Challenging Mr. Ahmed Ali's bid for a seventh win are N.A. Nellikunnu, the LDF-supported candidate of Indian National League (INL) who had contested before, and V. Ravindran, Kasaragod district general secretary and national council member of the BJP.

Hopes of a win are running high in the BJP camp, since the party candidate had finished second in 2001 Assembly elections pushing the CPI(M) to the third spot.


The BJP had bagged nearly 30 per cent of the votes polled against the UDF's 47 per cent while CPI(M)'s share was only 20 per cent in that election. Mr. Ahmed Ali had won by a comfortable margin of 17,995 votes.

In the Lok Sabha election, the UDF candidate had secured a lead of 13,688 in the Kasaragod Assembly segment even though the LDF had won the Kasaragod Lok Sabha constituency. The impression the BJP campaigners give is that the contest on May 3 in Kasaragod is between Mr. Ravindran and Mr. Ahmed Ali.

The LDF is unmoved by Mr. Ahmed Ali's popularity. The LDF-INL camp is supported by the People's Democratic Party (PDP) which has launched a high-pitched campaign to highlight the plight of its leader Abdul Nasir Maudany languishing in a Coimbatore jail.

An announcement from a PDP campaign in the suburbs of Kasaragod town said though it was true that Mr. Maudany was arrested when the LDF was in power, his imprisonment was due to a conspiracy by the UDF Government.

The announcer alleged the UDF Government had promised Tamil Nadu Government favourable action in the Mullaperiyar Dam dispute if in return it promised not to release Mr.

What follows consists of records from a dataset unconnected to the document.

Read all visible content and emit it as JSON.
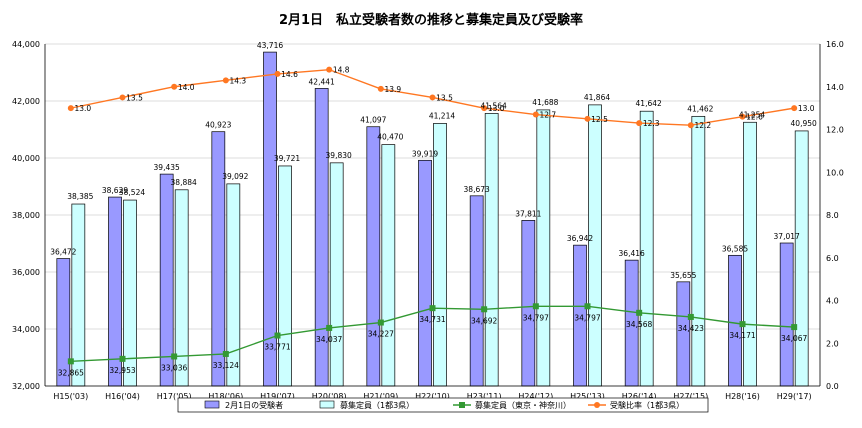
{
  "chart_data": {
    "type": "bar+line",
    "title": "2月1日　私立受験者数の推移と募集定員及び受験率",
    "categories": [
      "H15('03)",
      "H16('04)",
      "H17('05)",
      "H18('06)",
      "H19('07)",
      "H20('08)",
      "H21('09)",
      "H22('10)",
      "H23('11)",
      "H24('12)",
      "H25('13)",
      "H26('14)",
      "H27('15)",
      "H28('16)",
      "H29('17)"
    ],
    "y_left": {
      "min": 32000,
      "max": 44000,
      "step": 2000,
      "ticks": [
        "32,000",
        "34,000",
        "36,000",
        "38,000",
        "40,000",
        "42,000",
        "44,000"
      ]
    },
    "y_right": {
      "min": 0.0,
      "max": 16.0,
      "step": 2.0,
      "ticks": [
        "0.0",
        "2.0",
        "4.0",
        "6.0",
        "8.0",
        "10.0",
        "12.0",
        "14.0",
        "16.0"
      ]
    },
    "series": [
      {
        "name": "2月1日の受験者",
        "kind": "bar",
        "axis": "left",
        "color": "#9999ff",
        "values": [
          36472,
          38629,
          39435,
          40923,
          43716,
          42441,
          41097,
          39919,
          38673,
          37811,
          36942,
          36416,
          35655,
          36585,
          37017
        ],
        "labels": [
          "36,472",
          "38,629",
          "39,435",
          "40,923",
          "43,716",
          "42,441",
          "41,097",
          "39,919",
          "38,673",
          "37,811",
          "36,942",
          "36,416",
          "35,655",
          "36,585",
          "37,017"
        ]
      },
      {
        "name": "募集定員（1都3県）",
        "kind": "bar",
        "axis": "left",
        "color": "#ccffff",
        "values": [
          38385,
          38524,
          38884,
          39092,
          39721,
          39830,
          40470,
          41214,
          41564,
          41688,
          41864,
          41642,
          41462,
          41254,
          40950
        ],
        "labels": [
          "38,385",
          "38,524",
          "38,884",
          "39,092",
          "39,721",
          "39,830",
          "40,470",
          "41,214",
          "41,564",
          "41,688",
          "41,864",
          "41,642",
          "41,462",
          "41,254",
          "40,950"
        ]
      },
      {
        "name": "募集定員（東京・神奈川）",
        "kind": "line",
        "axis": "left",
        "color": "#339933",
        "values": [
          32865,
          32953,
          33036,
          33124,
          33771,
          34037,
          34227,
          34731,
          34692,
          34797,
          34797,
          34568,
          34423,
          34171,
          34067
        ],
        "labels": [
          "32,865",
          "32,953",
          "33,036",
          "33,124",
          "33,771",
          "34,037",
          "34,227",
          "34,731",
          "34,692",
          "34,797",
          "34,797",
          "34,568",
          "34,423",
          "34,171",
          "34,067"
        ]
      },
      {
        "name": "受験比率（1都3県）",
        "kind": "line",
        "axis": "right",
        "color": "#ff7722",
        "values": [
          13.0,
          13.5,
          14.0,
          14.3,
          14.6,
          14.8,
          13.9,
          13.5,
          13.0,
          12.7,
          12.5,
          12.3,
          12.2,
          12.6,
          13.0
        ],
        "labels": [
          "13.0",
          "13.5",
          "14.0",
          "14.3",
          "14.6",
          "14.8",
          "13.9",
          "13.5",
          "13.0",
          "12.7",
          "12.5",
          "12.3",
          "12.2",
          "12.6",
          "13.0"
        ]
      }
    ],
    "grid": true,
    "legend_position": "bottom"
  }
}
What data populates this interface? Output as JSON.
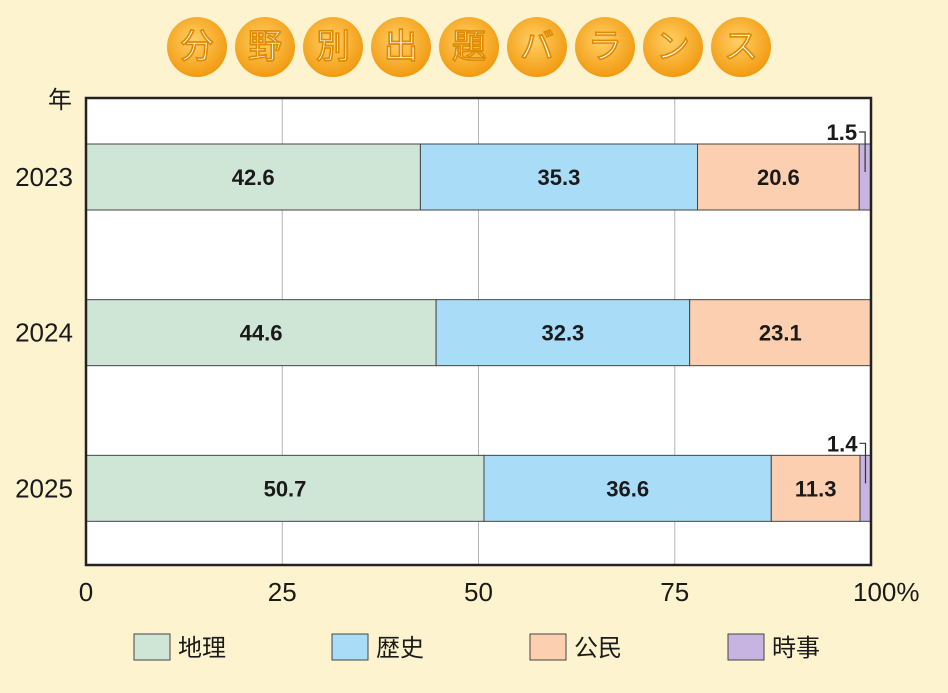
{
  "chart_data": {
    "type": "bar",
    "orientation": "horizontal",
    "stacked": true,
    "title": "分野別出題バランス",
    "ylabel": "年",
    "categories": [
      "2023",
      "2024",
      "2025"
    ],
    "series": [
      {
        "name": "地理",
        "values": [
          42.6,
          44.6,
          50.7
        ],
        "color": "#cfe6d6",
        "labels": [
          "42.6",
          "44.6",
          "50.7"
        ]
      },
      {
        "name": "歴史",
        "values": [
          35.3,
          32.3,
          36.6
        ],
        "color": "#a9ddf7",
        "labels": [
          "35.3",
          "32.3",
          "36.6"
        ]
      },
      {
        "name": "公民",
        "values": [
          20.6,
          23.1,
          11.3
        ],
        "color": "#fbcfb0",
        "labels": [
          "20.6",
          "23.1",
          "11.3"
        ]
      },
      {
        "name": "時事",
        "values": [
          1.5,
          0,
          1.4
        ],
        "color": "#c8b4e0",
        "labels": [
          "1.5",
          "",
          "1.4"
        ]
      }
    ],
    "xticks": [
      "0",
      "25",
      "50",
      "75",
      "100%"
    ],
    "xlim": [
      0,
      100
    ],
    "grid": true,
    "legend_position": "bottom",
    "title_color": "#f7a91e"
  }
}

Maudany.


The poor quality of drinking water supplied in the constituency is also a recurring theme in the campaign against the sitting MLA.

Anti-UDF campaigners never miss a chance to highlight water scarcity as one of Mr. Ahmed Ali's `failures'.

``He is making us drink salt water though he has been Kasaragod MLA for nearly a quarter of century," say campaigners of the BJP and the LDF.

Ahmed Ali, however, contends that he had been trying to speed up Kasaragod's development and says a number of bridges and the LBS College of Engineering at Mooliyar are among his major achievements.

Nellikunnu, State treasurer of the INL, describes the last 25 years of Kasaragod's history as "the lost years" since Mr. Ahmed Ali who has been MLA during that period "has done nothing for development of the region".

The hardships facing the constituency's large number of areca farmers is also cited as another lapse on the part of the MLA to find remedies for his voters' problems.


"There are no transport bus services after 8.30 p.m. towards the eastern side; there are no good government hospitals either," he said.

The dispute over lack of development in Kasaragod generates heated debate, but all would agree that the political complexion of the constituency has not changed in the last quarter of a century.

With only a few hours left for closure of the campaigning, the UDF appears to have a clear edge over its main rivals in Kasaragod constituency.